I diritti e i doveri culturali – al pari dei diritti e dei doveri politici, economici e sociali – appartengono alla famiglia dei diritti umani
– Dichiarazione universale dei diritti dell’uomo, 1948, art.22 – ma non sono stati recepiti come una autonoma categoria giuridica all’interno delle Carte Costituzionali e del sistema normativo della maggioranza dei paesi europei, né di conseguenza sono percepiti dalla cittadinanza e dai decision maker come oggetto di rispetto e di tutela al pari degli altri diritti umani.
L’ipotesi è che una maggiore coscienza e rispetto nei confronti dei diritti culturali da parte della collettività nazionale nelle sue componenti più varie- istituzioni, imprese, società civile – possa portare alla costruzione di un modello di società in grado di affrontare le complessità determinate dalla dimensione globale. E possa fornire una griglia interpretativa in grado di rispondere alle criticità del presente rappresentate da una crisi della democrazia rappresentativa, un forte squilibrio sociale, una mancanza di cultura partecipata e dalla mancanza di una classe politica preparata e competente.
I diritti e i doveri culturali rappresentano il quadro di riferimento giuridico e normativo all’interno del quale la complessità del presente può agire senza generare processi distruttivi contro l’individuo e contro la società. Al contrario, i diritti culturali offrono le condizioni necessarie al fine di soddisfare esigenze di conoscenza, cooperazione, solidarietà individuale, collettiva e sviluppo economico.

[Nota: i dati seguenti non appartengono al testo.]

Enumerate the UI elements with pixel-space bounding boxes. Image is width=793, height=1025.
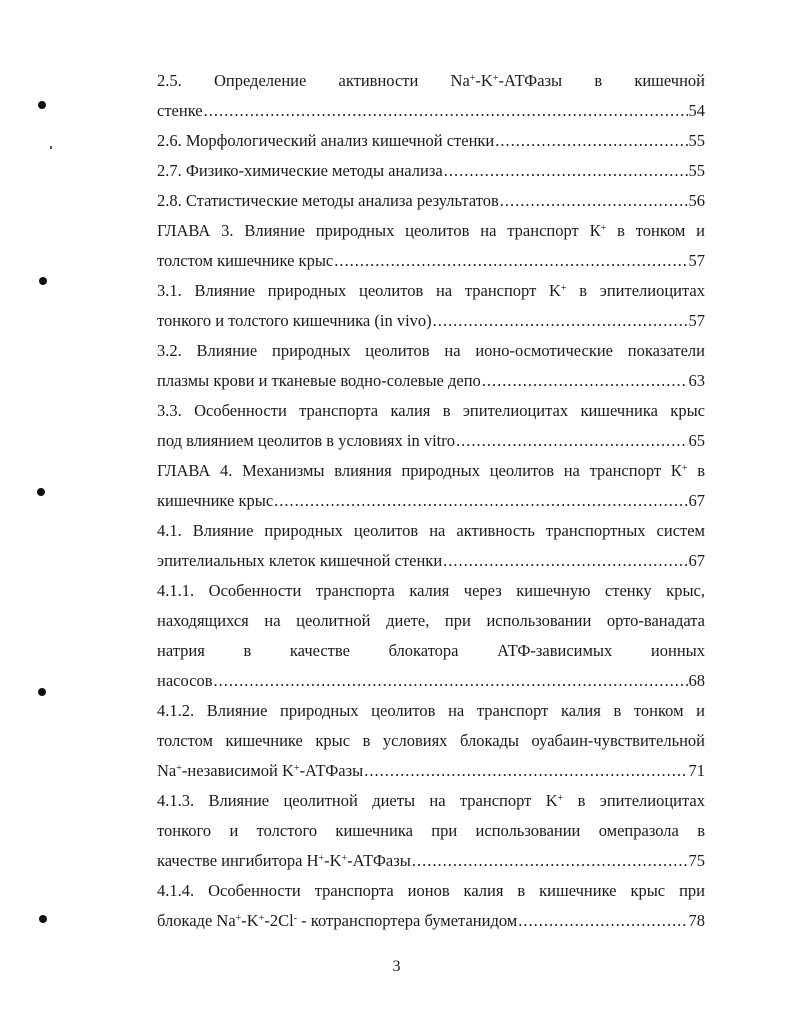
page-ref: 54	[688, 101, 705, 120]
toc-entry-2-8: 2.8. Статистические методы анализа результатов ..... 56	[157, 186, 705, 216]
page-ref: 78	[688, 911, 705, 930]
binding-hole-mark	[38, 688, 46, 696]
page-ref: 65	[688, 431, 705, 450]
table-of-contents	[157, 66, 705, 936]
toc-entry-3-1: 3.1. Влияние природных цеолитов на транспорт K+ в эпителиоцитах	[157, 281, 705, 300]
scan-speck	[50, 146, 52, 149]
page-ref: 71	[688, 761, 705, 780]
toc-entry-4-1-3-line2: тонкого и толстого кишечника при использовании омепразола в	[157, 821, 705, 840]
toc-entry-2-7: 2.7. Физико-химические методы анализа ..... 55	[157, 156, 705, 186]
toc-entry-4-1-3: 4.1.3. Влияние цеолитной диеты на транспорт K+ в эпителиоцитах	[157, 791, 705, 810]
page-ref: 68	[688, 671, 705, 690]
page-ref: 55	[688, 161, 705, 180]
page-ref: 63	[688, 371, 705, 390]
toc-entry-4-1-leader: эпителиальных клеток кишечной стенки ..... 67	[157, 546, 705, 576]
toc-entry-3-1-leader: тонкого и толстого кишечника (in vivo) ..... 57	[157, 306, 705, 336]
binding-hole-mark	[39, 915, 47, 923]
toc-entry-4-1-1-line3: натрия в качестве блокатора АТФ-зависимых ионных	[157, 641, 705, 660]
toc-chapter-4-leader: кишечнике крыс ..... 67	[157, 486, 705, 516]
toc-entry-3-2: 3.2. Влияние природных цеолитов на ионо-осмотические показатели	[157, 341, 705, 360]
toc-entry-4-1-2-line2: толстом кишечнике крыс в условиях блокады оуабаин-чувствительной	[157, 731, 705, 750]
toc-entry-3-2-leader: плазмы крови и тканевые водно-солевые депо ..... 63	[157, 366, 705, 396]
toc-entry-4-1-3-leader: качестве ингибитора H+-K+-АТФазы ..... 75	[157, 846, 705, 876]
toc-entry-4-1-1-line2: находящихся на цеолитной диете, при использовании орто-ванадата	[157, 611, 705, 630]
toc-entry-4-1-2-leader: Na+-независимой K+-АТФазы ..... 71	[157, 756, 705, 786]
binding-hole-mark	[38, 101, 46, 109]
toc-entry-4-1: 4.1. Влияние природных цеолитов на активность транспортных систем	[157, 521, 705, 540]
toc-chapter-3: ГЛАВА 3. Влияние природных цеолитов на транспорт К+ в тонком и	[157, 221, 705, 240]
toc-entry-3-3: 3.3. Особенности транспорта калия в эпителиоцитах кишечника крыс	[157, 401, 705, 420]
toc-entry-2-5-leader: стенке ..... 54	[157, 96, 705, 126]
toc-entry-2-6: 2.6. Морфологический анализ кишечной стенки ..... 55	[157, 126, 705, 156]
toc-entry-4-1-1: 4.1.1. Особенности транспорта калия через кишечную стенку крыс,	[157, 581, 705, 600]
toc-entry-4-1-1-leader: насосов ..... 68	[157, 666, 705, 696]
page-ref: 67	[688, 491, 705, 510]
page-ref: 67	[688, 551, 705, 570]
toc-chapter-4: ГЛАВА 4. Механизмы влияния природных цеолитов на транспорт К+ в	[157, 461, 705, 480]
toc-chapter-3-leader: толстом кишечнике крыс ..... 57	[157, 246, 705, 276]
page-ref: 57	[688, 311, 705, 330]
page-ref: 55	[688, 131, 705, 150]
page-ref: 56	[688, 191, 705, 210]
toc-entry-4-1-4: 4.1.4. Особенности транспорта ионов калия в кишечнике крыс при	[157, 881, 705, 900]
toc-entry-3-3-leader: под влиянием цеолитов в условиях in vitro ..... 65	[157, 426, 705, 456]
page-ref: 75	[688, 851, 705, 870]
binding-hole-mark	[39, 277, 47, 285]
page-number: 3	[392, 958, 401, 975]
toc-entry-2-5: 2.5. Определение активности Na+-K+-АТФазы в кишечной	[157, 71, 705, 90]
toc-entry-4-1-2: 4.1.2. Влияние природных цеолитов на транспорт калия в тонком и	[157, 701, 705, 720]
toc-entry-4-1-4-leader: блокаде Na+-K+-2Cl- - котранспортера буметанидом ..... 78	[157, 906, 705, 936]
binding-hole-mark	[37, 488, 45, 496]
page-ref: 57	[688, 251, 705, 270]
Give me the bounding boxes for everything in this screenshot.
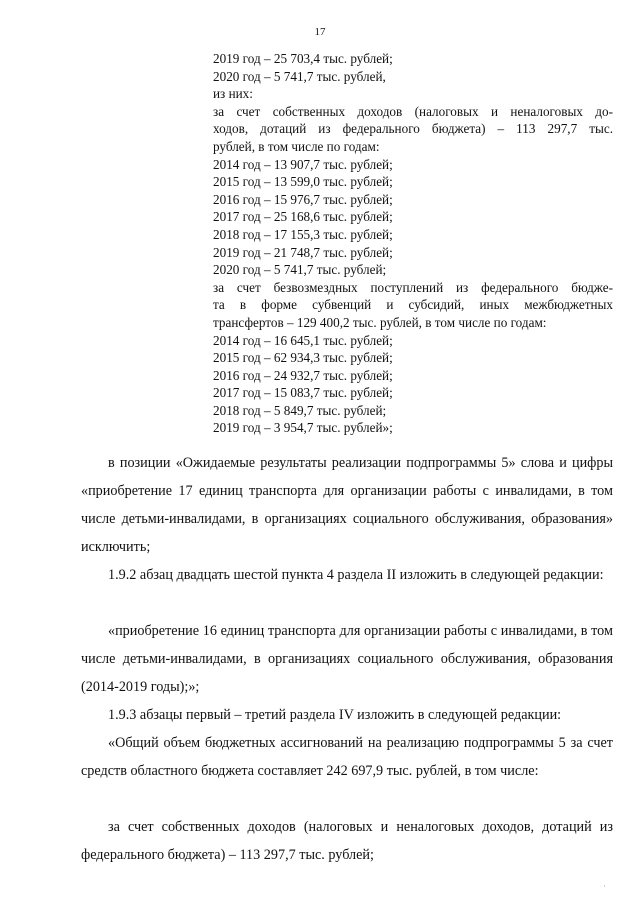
paragraph-total-funding: «Общий объем бюджетных ассигнований на реализацию подпрограммы 5 за счет средств областного бюджета составляет 242 697,9 тыс. рублей, в том числе:: [81, 735, 613, 779]
paragraph-quote-transport: «приобретение 16 единиц транспорта для организации работы с инвалидами, в том числе детьми-инвалидами, в организациях социального обслуживания, образования (2014-2019 годы);»;: [81, 623, 613, 695]
free-income-line: та в форме субвенций и субсидий, иных межбюджетных: [213, 297, 613, 313]
year-line: 2019 год – 21 748,7 тыс. рублей;: [213, 244, 393, 260]
own-income-line: за счет собственных доходов (налоговых и неналоговых до-: [213, 103, 613, 119]
paragraph-own-income: за счет собственных доходов (налоговых и неналоговых доходов, дотаций из федерального бюджета) – 113 297,7 тыс. рублей;: [81, 819, 613, 863]
free-income-line: трансфертов – 129 400,2 тыс. рублей, в том числе по годам:: [213, 314, 547, 330]
year-line: 2015 год – 13 599,0 тыс. рублей;: [213, 174, 393, 190]
block-line: из них:: [213, 86, 253, 102]
year-line: 2018 год – 5 849,7 тыс. рублей;: [213, 402, 387, 418]
year-line: 2017 год – 15 083,7 тыс. рублей;: [213, 385, 393, 401]
year-line: 2020 год – 5 741,7 тыс. рублей;: [213, 262, 387, 278]
own-income-line: рублей, в том числе по годам:: [213, 138, 380, 154]
paragraph-1-9-2: 1.9.2 абзац двадцать шестой пункта 4 раздела II изложить в следующей редакции:: [108, 567, 604, 583]
free-income-line: за счет безвозмездных поступлений из федерального бюдже-: [213, 279, 613, 295]
paragraph-expected-results: в позиции «Ожидаемые результаты реализации подпрограммы 5» слова и цифры «приобретение 17 единиц транспорта для организации работы с инвалидами, в том числе детьми-инвалидами, в организациях социального обслуживания, образования» исключить;: [81, 455, 613, 555]
block-line: 2019 год – 25 703,4 тыс. рублей;: [213, 51, 393, 66]
page-number: 17: [314, 26, 326, 38]
year-line: 2016 год – 24 932,7 тыс. рублей;: [213, 367, 393, 383]
year-line: 2017 год – 25 168,6 тыс. рублей;: [213, 209, 393, 225]
year-line: 2015 год – 62 934,3 тыс. рублей;: [213, 350, 393, 366]
own-income-line: ходов, дотаций из федерального бюджета) – 113 297,7 тыс.: [213, 121, 613, 137]
year-line: 2016 год – 15 976,7 тыс. рублей;: [213, 191, 393, 207]
year-line: 2014 год – 13 907,7 тыс. рублей;: [213, 156, 393, 172]
year-line: 2018 год – 17 155,3 тыс. рублей;: [213, 226, 393, 242]
margin-mark: ·: [603, 881, 606, 891]
funding-block: [213, 50, 613, 437]
year-line: 2019 год – 3 954,7 тыс. рублей»;: [213, 420, 393, 436]
paragraph-1-9-3: 1.9.3 абзацы первый – третий раздела IV изложить в следующей редакции:: [108, 707, 562, 723]
year-line: 2014 год – 16 645,1 тыс. рублей;: [213, 332, 393, 348]
block-line: 2020 год – 5 741,7 тыс. рублей,: [213, 68, 386, 84]
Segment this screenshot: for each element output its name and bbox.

La base di partenza sulla quale si sviluppa il concetto di diritti culturali è rappresentata dalla Dichiarazione di Friburgo, 2007 così denominata per essere stata realizzata da un gruppo di studiosi organizzato e coordinato dall’Istituto interdisciplinare di etica e dei diritti dell’uomo dell’università svizzera.
Il testo, dal titolo I diritti culturali, raccoglie ed esplicita diritti già riconosciuti e disseminati in numerosi documenti relativi ai diritti umani. L’averli riuniti in un unico documento è stato considerato necessario dagli studiosi per garantirne la visibilità e la coerenza, al fine di favorirne l’effettività e chiederne in modo più incisivo il rispetto all’interno dei singoli Stati.
Il documento fonda le proprie radici nella Dichiarazione universale dei diritti umani (Onu, 1948), nella Dichiarazione universale sulla diversità culturale (Unesco, 2001) e nella Convenzione sulla protezione e la promozione della diversità delle espressioni culturali (Unesco, 2005) e può diventare un modello di riferimento per la costruzione di politiche pubbliche integrate che considerino i processi culturali strumenti di senso e occasioni di possibilità per lo sviluppo dei singoli individui e delle comunità. Lo ha riconosciuto la Dichiarazione di Faro del 2005, adottata dal Comitato dei Ministri del Consiglio d’Europa e ratificata dall’Italia nel settembre 2020.